Cox regression model with randomly censored covariates.
Pubmed ID: 30908720
Pubmed Central ID: PMC6922001
Journal: Biometrical journal. Biometrische Zeitschrift
Publication Date: July 1, 2019
Link: https://onlinelibrary.wiley.com/doi/pdf/10.1002/bimj.201800275
MeSH Terms: Humans, Male, Adult, Female, Aged, Cardiovascular Diseases, Adolescent, Middle Aged, Proportional Hazards Models, Regression Analysis, Multivariate Analysis, Young Adult, Child, Statistics, Nonparametric, Age of Onset, Biometry
Grants: L30 TR002132, UL1 TR001117
Authors: Atem FD, Matsouaka RA, Zimmern VE
Cite As: Atem FD, Matsouaka RA, Zimmern VE. Cox regression model with randomly censored covariates.
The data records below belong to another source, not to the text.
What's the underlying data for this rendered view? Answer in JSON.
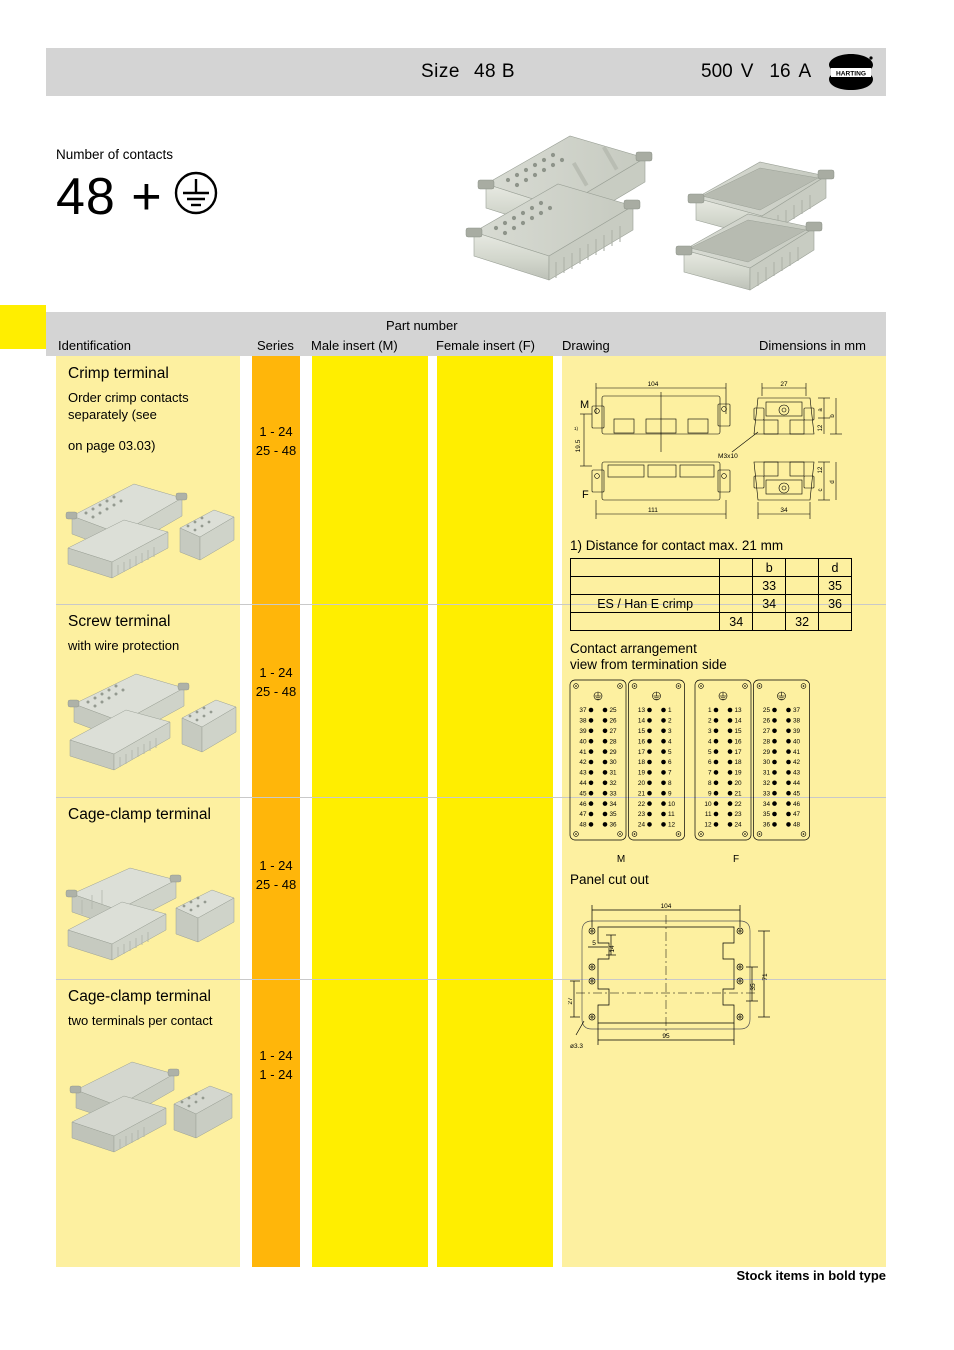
{
  "header": {
    "size_label": "Size",
    "size_value": "48 B",
    "voltage": "500",
    "voltage_unit": "V",
    "current": "16",
    "current_unit": "A",
    "brand": "HARTING"
  },
  "intro": {
    "contacts_label": "Number of contacts",
    "contacts_count": "48 +",
    "earth_symbol": "earth-ground-icon"
  },
  "table_header": {
    "identification": "Identification",
    "series": "Series",
    "part_number": "Part number",
    "male_insert": "Male insert (M)",
    "female_insert": "Female insert (F)",
    "drawing": "Drawing",
    "dimensions": "Dimensions in mm"
  },
  "rows": [
    {
      "title": "Crimp terminal",
      "sub1": "Order crimp contacts",
      "sub2": "separately (see",
      "sub3": "on page 03.03)",
      "series1": "1 - 24",
      "series2": "25 - 48",
      "male": "",
      "female": ""
    },
    {
      "title": "Screw terminal",
      "sub1": "with wire protection",
      "sub2": "",
      "sub3": "",
      "series1": "1 - 24",
      "series2": "25 - 48",
      "male": "",
      "female": ""
    },
    {
      "title": "Cage-clamp terminal",
      "sub1": "",
      "sub2": "",
      "sub3": "",
      "series1": "1 - 24",
      "series2": "25 - 48",
      "male": "",
      "female": ""
    },
    {
      "title": "Cage-clamp terminal",
      "sub1": "two terminals per contact",
      "sub2": "",
      "sub3": "",
      "series1": "1 - 24",
      "series2": "1 - 24",
      "male": "",
      "female": ""
    }
  ],
  "drawing": {
    "label_m": "M",
    "label_f": "F",
    "dim_104": "104",
    "dim_111": "111",
    "dim_27": "27",
    "dim_34": "34",
    "dim_195": "19.5",
    "dim_195_sup": "1)",
    "thread": "M3x10",
    "dim_12_top": "12",
    "dim_12_bot": "12",
    "letter_a": "a",
    "letter_b": "b",
    "letter_c": "c",
    "letter_d": "d"
  },
  "footnote": "1) Distance for contact max. 21 mm",
  "dim_table": {
    "headers": [
      "",
      "",
      "b",
      "",
      "d"
    ],
    "rows": [
      [
        "",
        "",
        "33",
        "",
        "35"
      ],
      [
        "ES / Han E   crimp",
        "",
        "34",
        "",
        "36"
      ],
      [
        "",
        "34",
        "",
        "32",
        ""
      ]
    ]
  },
  "contact_arrangement": {
    "title_line1": "Contact arrangement",
    "title_line2": "view from termination side",
    "label_m": "M",
    "label_f": "F",
    "panels": [
      {
        "left": [
          "37",
          "38",
          "39",
          "40",
          "41",
          "42",
          "43",
          "44",
          "45",
          "46",
          "47",
          "48"
        ],
        "right": [
          "25",
          "26",
          "27",
          "28",
          "29",
          "30",
          "31",
          "32",
          "33",
          "34",
          "35",
          "36"
        ]
      },
      {
        "left": [
          "13",
          "14",
          "15",
          "16",
          "17",
          "18",
          "19",
          "20",
          "21",
          "22",
          "23",
          "24"
        ],
        "right": [
          "1",
          "2",
          "3",
          "4",
          "5",
          "6",
          "7",
          "8",
          "9",
          "10",
          "11",
          "12"
        ]
      },
      {
        "left": [
          "1",
          "2",
          "3",
          "4",
          "5",
          "6",
          "7",
          "8",
          "9",
          "10",
          "11",
          "12"
        ],
        "right": [
          "13",
          "14",
          "15",
          "16",
          "17",
          "18",
          "19",
          "20",
          "21",
          "22",
          "23",
          "24"
        ]
      },
      {
        "left": [
          "25",
          "26",
          "27",
          "28",
          "29",
          "30",
          "31",
          "32",
          "33",
          "34",
          "35",
          "36"
        ],
        "right": [
          "37",
          "38",
          "39",
          "40",
          "41",
          "42",
          "43",
          "44",
          "45",
          "46",
          "47",
          "48"
        ]
      }
    ]
  },
  "panel_cutout": {
    "title": "Panel cut out",
    "dim_104": "104",
    "dim_95": "95",
    "dim_71": "71",
    "dim_35": "35",
    "dim_27": "27",
    "dim_14": "14",
    "dim_5": "5",
    "dim_hole": "ø3.3"
  },
  "footer": {
    "note": "Stock items in bold type"
  },
  "colors": {
    "header_grey": "#d4d4d4",
    "tab_yellow": "#ffee00",
    "light_yellow": "#fdf0a0",
    "orange": "#ffb60a",
    "bright_yellow": "#ffee00"
  }
}
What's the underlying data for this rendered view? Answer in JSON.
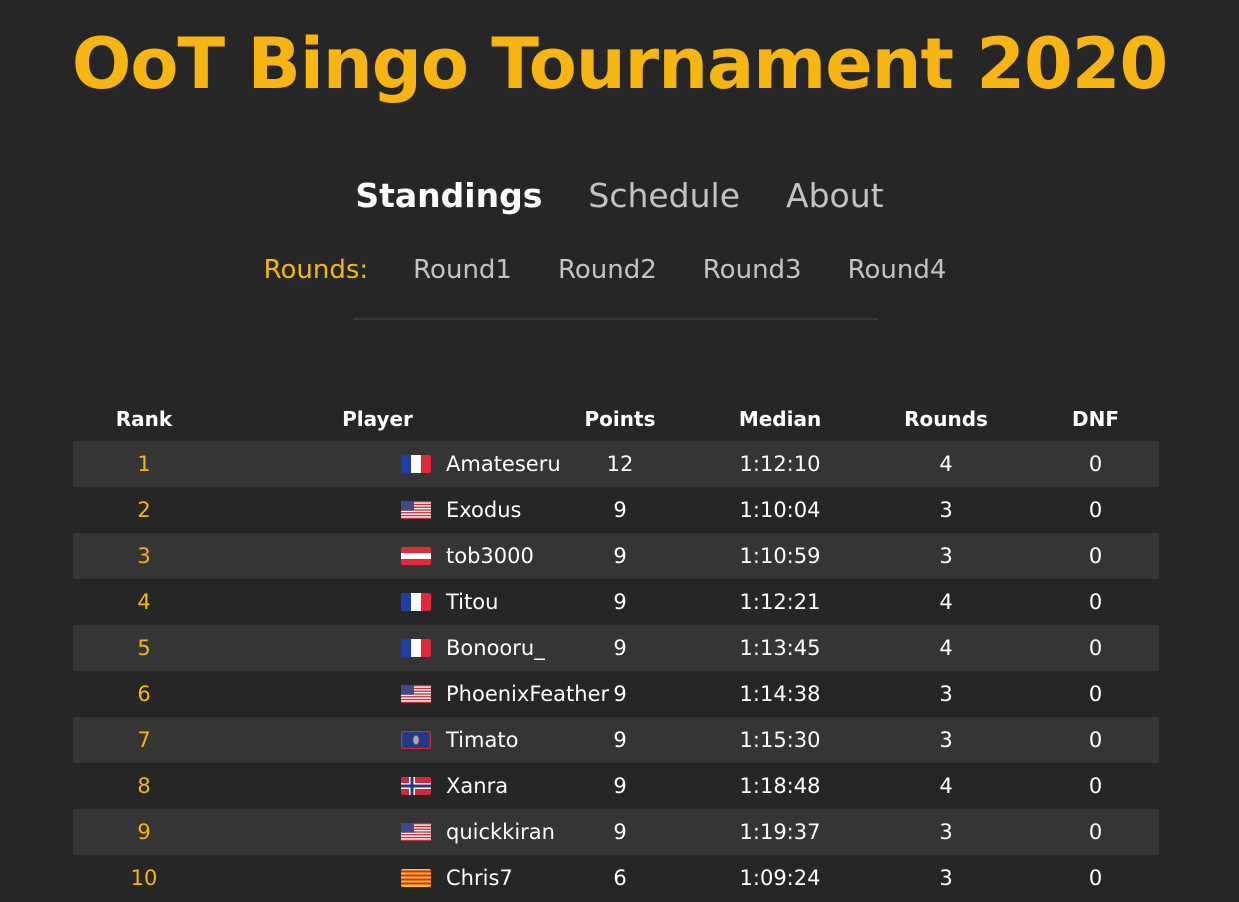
{
  "header": {
    "title": "OoT Bingo Tournament 2020"
  },
  "nav": {
    "items": [
      {
        "label": "Standings",
        "active": true
      },
      {
        "label": "Schedule",
        "active": false
      },
      {
        "label": "About",
        "active": false
      }
    ]
  },
  "rounds": {
    "label": "Rounds:",
    "items": [
      "Round1",
      "Round2",
      "Round3",
      "Round4"
    ]
  },
  "table": {
    "columns": [
      "Rank",
      "Player",
      "Points",
      "Median",
      "Rounds",
      "DNF"
    ],
    "rows": [
      {
        "rank": "1",
        "flag": "france-flag-icon",
        "player": "Amateseru",
        "points": "12",
        "median": "1:12:10",
        "rounds": "4",
        "dnf": "0"
      },
      {
        "rank": "2",
        "flag": "usa-flag-icon",
        "player": "Exodus",
        "points": "9",
        "median": "1:10:04",
        "rounds": "3",
        "dnf": "0"
      },
      {
        "rank": "3",
        "flag": "austria-flag-icon",
        "player": "tob3000",
        "points": "9",
        "median": "1:10:59",
        "rounds": "3",
        "dnf": "0"
      },
      {
        "rank": "4",
        "flag": "france-flag-icon",
        "player": "Titou",
        "points": "9",
        "median": "1:12:21",
        "rounds": "4",
        "dnf": "0"
      },
      {
        "rank": "5",
        "flag": "france-flag-icon",
        "player": "Bonooru_",
        "points": "9",
        "median": "1:13:45",
        "rounds": "4",
        "dnf": "0"
      },
      {
        "rank": "6",
        "flag": "usa-flag-icon",
        "player": "PhoenixFeather",
        "points": "9",
        "median": "1:14:38",
        "rounds": "3",
        "dnf": "0"
      },
      {
        "rank": "7",
        "flag": "guam-flag-icon",
        "player": "Timato",
        "points": "9",
        "median": "1:15:30",
        "rounds": "3",
        "dnf": "0"
      },
      {
        "rank": "8",
        "flag": "norway-flag-icon",
        "player": "Xanra",
        "points": "9",
        "median": "1:18:48",
        "rounds": "4",
        "dnf": "0"
      },
      {
        "rank": "9",
        "flag": "usa-flag-icon",
        "player": "quickkiran",
        "points": "9",
        "median": "1:19:37",
        "rounds": "3",
        "dnf": "0"
      },
      {
        "rank": "10",
        "flag": "catalonia-flag-icon",
        "player": "Chris7",
        "points": "6",
        "median": "1:09:24",
        "rounds": "3",
        "dnf": "0"
      }
    ]
  },
  "colors": {
    "background": "#262626",
    "accent": "#f7b514",
    "row_alt": "#353535",
    "muted_link": "#c3c3c3"
  }
}
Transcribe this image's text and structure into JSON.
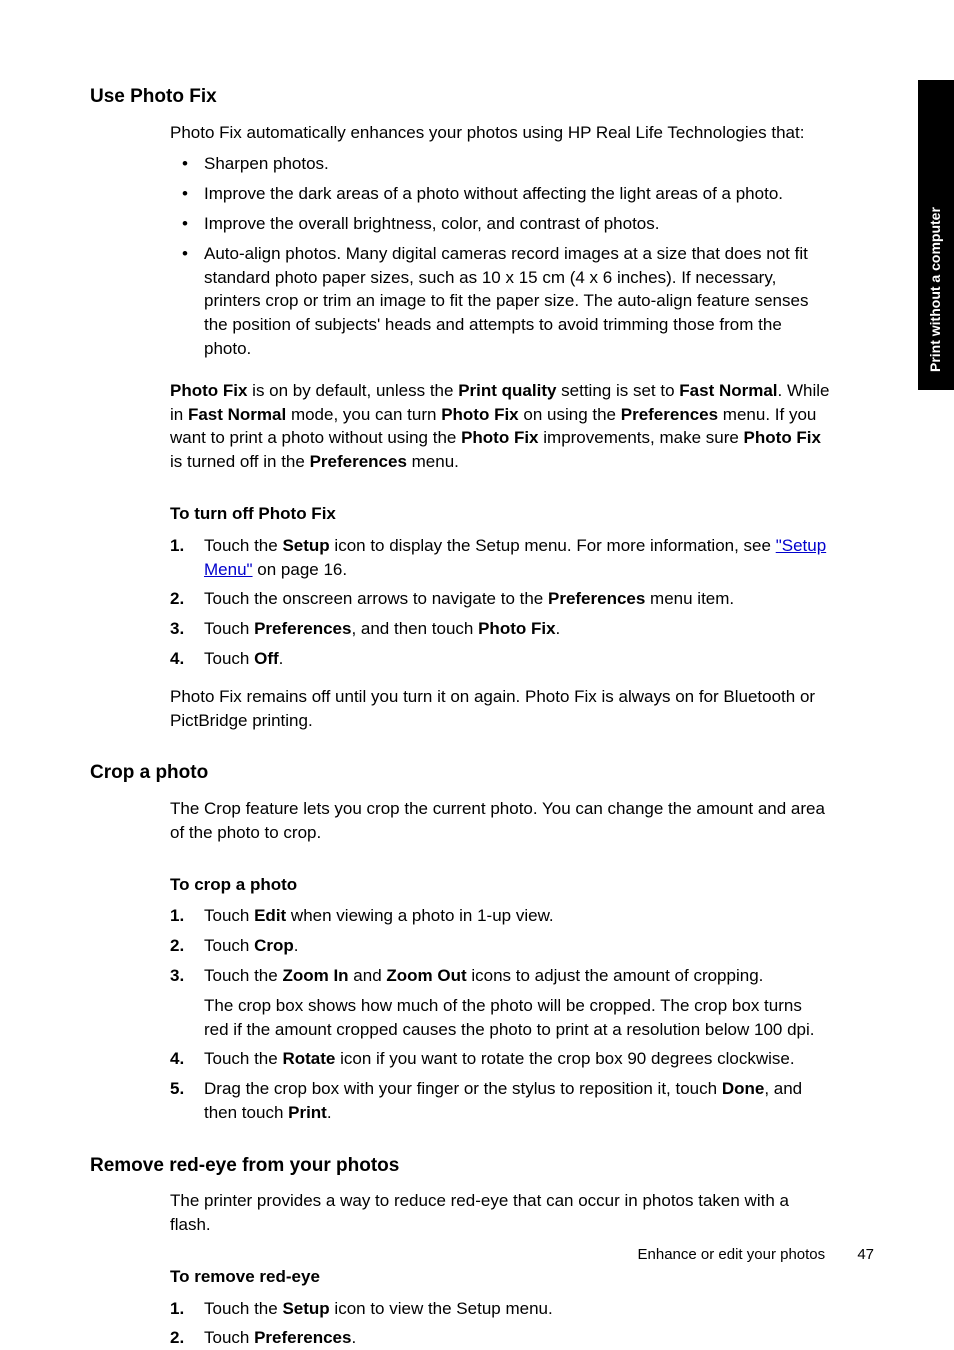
{
  "sideTab": "Print without a computer",
  "sections": {
    "photoFix": {
      "title": "Use Photo Fix",
      "intro": "Photo Fix automatically enhances your photos using HP Real Life Technologies that:",
      "bullets": [
        "Sharpen photos.",
        "Improve the dark areas of a photo without affecting the light areas of a photo.",
        "Improve the overall brightness, color, and contrast of photos.",
        "Auto-align photos. Many digital cameras record images at a size that does not fit standard photo paper sizes, such as 10 x 15 cm (4 x 6 inches). If necessary, printers crop or trim an image to fit the paper size. The auto-align feature senses the position of subjects' heads and attempts to avoid trimming those from the photo."
      ],
      "para": {
        "t1": "Photo Fix",
        "t2": " is on by default, unless the ",
        "t3": "Print quality",
        "t4": " setting is set to ",
        "t5": "Fast Normal",
        "t6": ". While in ",
        "t7": "Fast Normal",
        "t8": " mode, you can turn ",
        "t9": "Photo Fix",
        "t10": " on using the ",
        "t11": "Preferences",
        "t12": " menu. If you want to print a photo without using the ",
        "t13": "Photo Fix",
        "t14": " improvements, make sure ",
        "t15": "Photo Fix",
        "t16": " is turned off in the ",
        "t17": "Preferences",
        "t18": " menu."
      },
      "subhead": "To turn off Photo Fix",
      "step1": {
        "a": "Touch the ",
        "b": "Setup",
        "c": " icon to display the Setup menu. For more information, see ",
        "link": "\"Setup Menu\"",
        "d": " on page 16."
      },
      "step2": {
        "a": "Touch the onscreen arrows to navigate to the ",
        "b": "Preferences",
        "c": " menu item."
      },
      "step3": {
        "a": "Touch ",
        "b": "Preferences",
        "c": ", and then touch ",
        "d": "Photo Fix",
        "e": "."
      },
      "step4": {
        "a": "Touch ",
        "b": "Off",
        "c": "."
      },
      "note": "Photo Fix remains off until you turn it on again. Photo Fix is always on for Bluetooth or PictBridge printing."
    },
    "crop": {
      "title": "Crop a photo",
      "intro": "The Crop feature lets you crop the current photo. You can change the amount and area of the photo to crop.",
      "subhead": "To crop a photo",
      "step1": {
        "a": "Touch ",
        "b": "Edit",
        "c": " when viewing a photo in 1-up view."
      },
      "step2": {
        "a": "Touch ",
        "b": "Crop",
        "c": "."
      },
      "step3": {
        "a": "Touch the ",
        "b": "Zoom In",
        "c": " and ",
        "d": "Zoom Out",
        "e": " icons to adjust the amount of cropping.",
        "sub": "The crop box shows how much of the photo will be cropped. The crop box turns red if the amount cropped causes the photo to print at a resolution below 100 dpi."
      },
      "step4": {
        "a": "Touch the ",
        "b": "Rotate",
        "c": " icon if you want to rotate the crop box 90 degrees clockwise."
      },
      "step5": {
        "a": "Drag the crop box with your finger or the stylus to reposition it, touch ",
        "b": "Done",
        "c": ", and then touch ",
        "d": "Print",
        "e": "."
      }
    },
    "redeye": {
      "title": "Remove red-eye from your photos",
      "intro": "The printer provides a way to reduce red-eye that can occur in photos taken with a flash.",
      "subhead": "To remove red-eye",
      "step1": {
        "a": "Touch the ",
        "b": "Setup",
        "c": " icon to view the Setup menu."
      },
      "step2": {
        "a": "Touch ",
        "b": "Preferences",
        "c": "."
      }
    }
  },
  "footer": {
    "title": "Enhance or edit your photos",
    "page": "47"
  }
}
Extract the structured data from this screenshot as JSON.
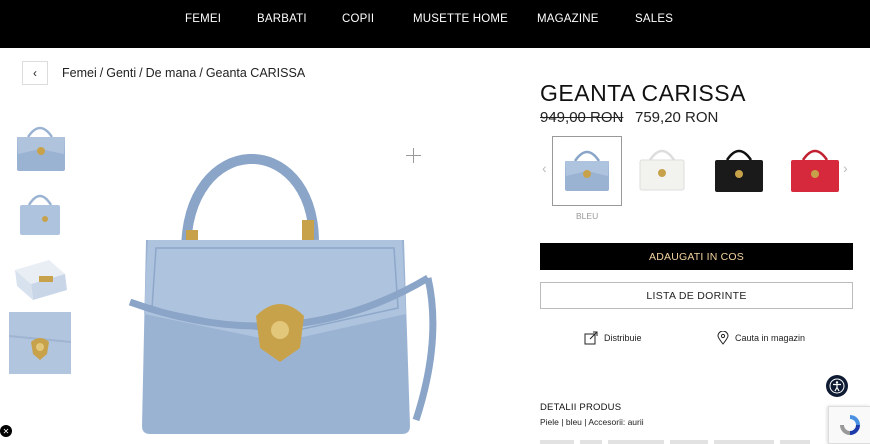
{
  "nav": {
    "items": [
      {
        "label": "FEMEI"
      },
      {
        "label": "BARBATI"
      },
      {
        "label": "COPII"
      },
      {
        "label": "MUSETTE HOME"
      },
      {
        "label": "MAGAZINE"
      },
      {
        "label": "SALES"
      }
    ]
  },
  "breadcrumb": [
    "Femei",
    "Genti",
    "De mana",
    "Geanta CARISSA"
  ],
  "product": {
    "title": "GEANTA CARISSA",
    "old_price": "949,00 RON",
    "new_price": "759,20 RON",
    "selected_color": "BLEU",
    "add_to_cart": "ADAUGATI IN COS",
    "wishlist": "LISTA DE DORINTE",
    "share": "Distribuie",
    "find_in_store": "Cauta in magazin",
    "details_title": "DETALII PRODUS",
    "details_text": "Piele | bleu | Accesorii: aurii"
  },
  "colors": {
    "brand_black": "#000000",
    "cart_text": "#f4d3a0",
    "bag_blue": "#9bb3d3",
    "bag_white": "#f2f2ef",
    "bag_black": "#1a1a1a",
    "bag_red": "#d62a3c",
    "gold": "#c8a24a"
  }
}
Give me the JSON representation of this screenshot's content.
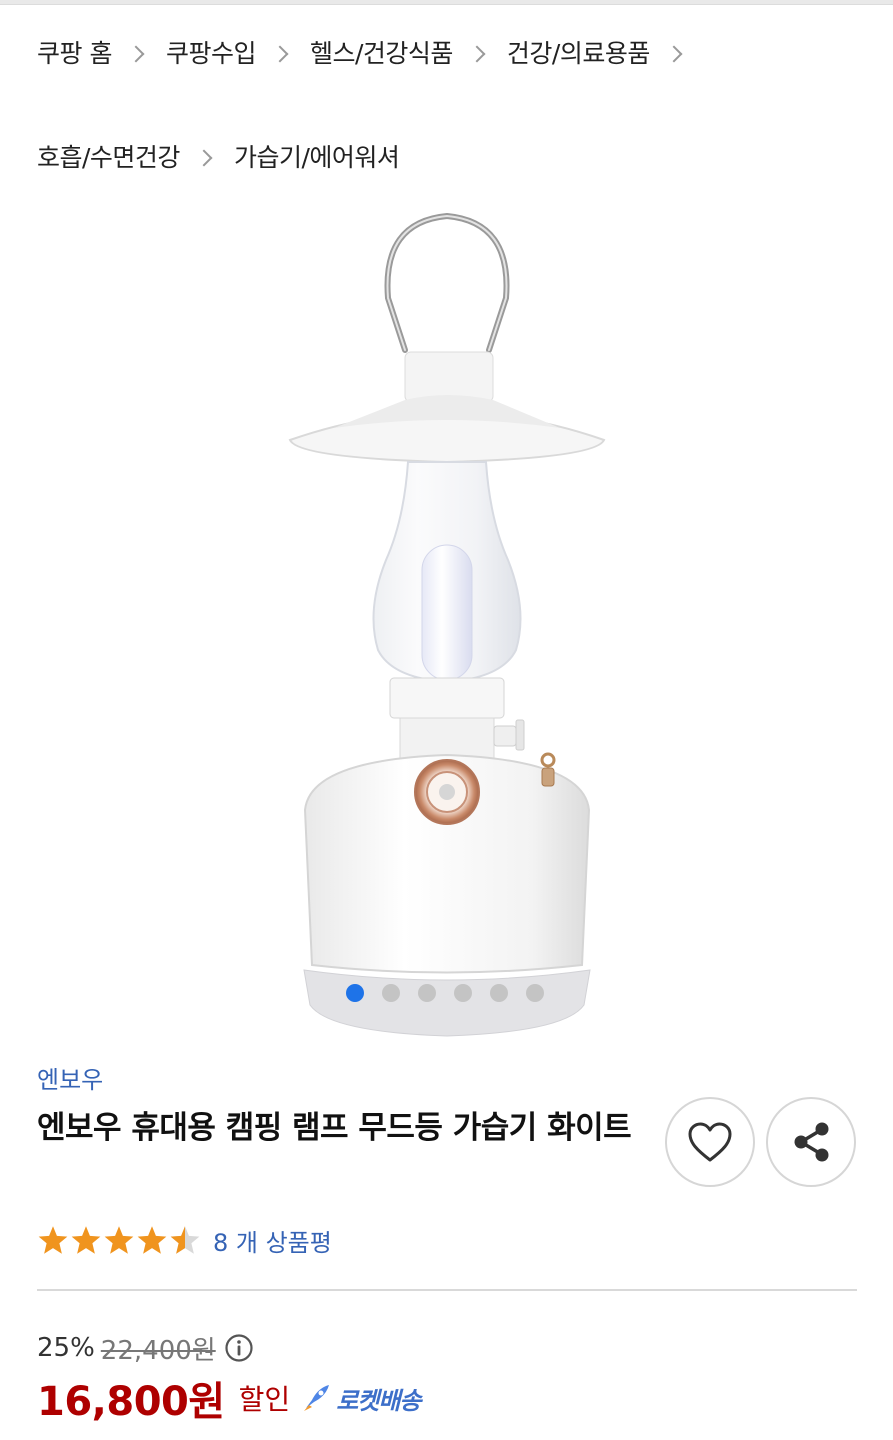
{
  "breadcrumb": {
    "items": [
      "쿠팡 홈",
      "쿠팡수입",
      "헬스/건강식품",
      "건강/의료용품",
      "호흡/수면건강",
      "가습기/에어워셔"
    ]
  },
  "gallery": {
    "image_count": 6,
    "active_index": 0
  },
  "product": {
    "brand": "엔보우",
    "title": "엔보우 휴대용 캠핑 램프 무드등 가습기 화이트",
    "rating": 4.5,
    "review_count": "8 개 상품평"
  },
  "price": {
    "discount_rate": "25%",
    "original_price": "22,400원",
    "sale_price": "16,800원",
    "sale_label": "할인",
    "delivery_badge": "로켓배송"
  },
  "colors": {
    "accent_blue": "#3563b5",
    "price_red": "#ae0000",
    "star": "#f0941e",
    "dot_active": "#1e73e8"
  },
  "icons": {
    "wishlist": "heart-icon",
    "share": "share-icon",
    "info": "info-icon",
    "separator": "chevron-right-icon",
    "delivery": "rocket-icon"
  }
}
Biom J 2019 Jul;61(4):1020-1032. Epub 2019 Mar 25.
Studies:
Abstract
This paper deals with a Cox proportional hazards regression model, where some covariates of interest are randomly right-censored. While methods for censored outcomes have become ubiquitous in the literature, methods for censored covariates have thus far received little attention and, for the most part, dealt with the issue of limit-of-detection. For randomly censored covariates, an often-used method is the inefficient complete-case analysis (CCA) which consists in deleting censored observations in the data analysis. When censoring is not completely independent, the CCA leads to biased and spurious results. Methods for missing covariate data, including type I and type II covariate censoring as well as limit-of-detection do not readily apply due to the fundamentally different nature of randomly censored covariates. We develop a novel method for censored covariates using a conditional mean imputation based on either Kaplan-Meier estimates or a Cox proportional hazards model to estimate the effects of these covariates on a time-to-event outcome. We evaluate the performance of the proposed method through simulation studies and show that it provides good bias reduction and statistical efficiency. Finally, we illustrate the method using data from the Framingham Heart Study to assess the relationship between offspring and parental age of onset of cardiovascular events.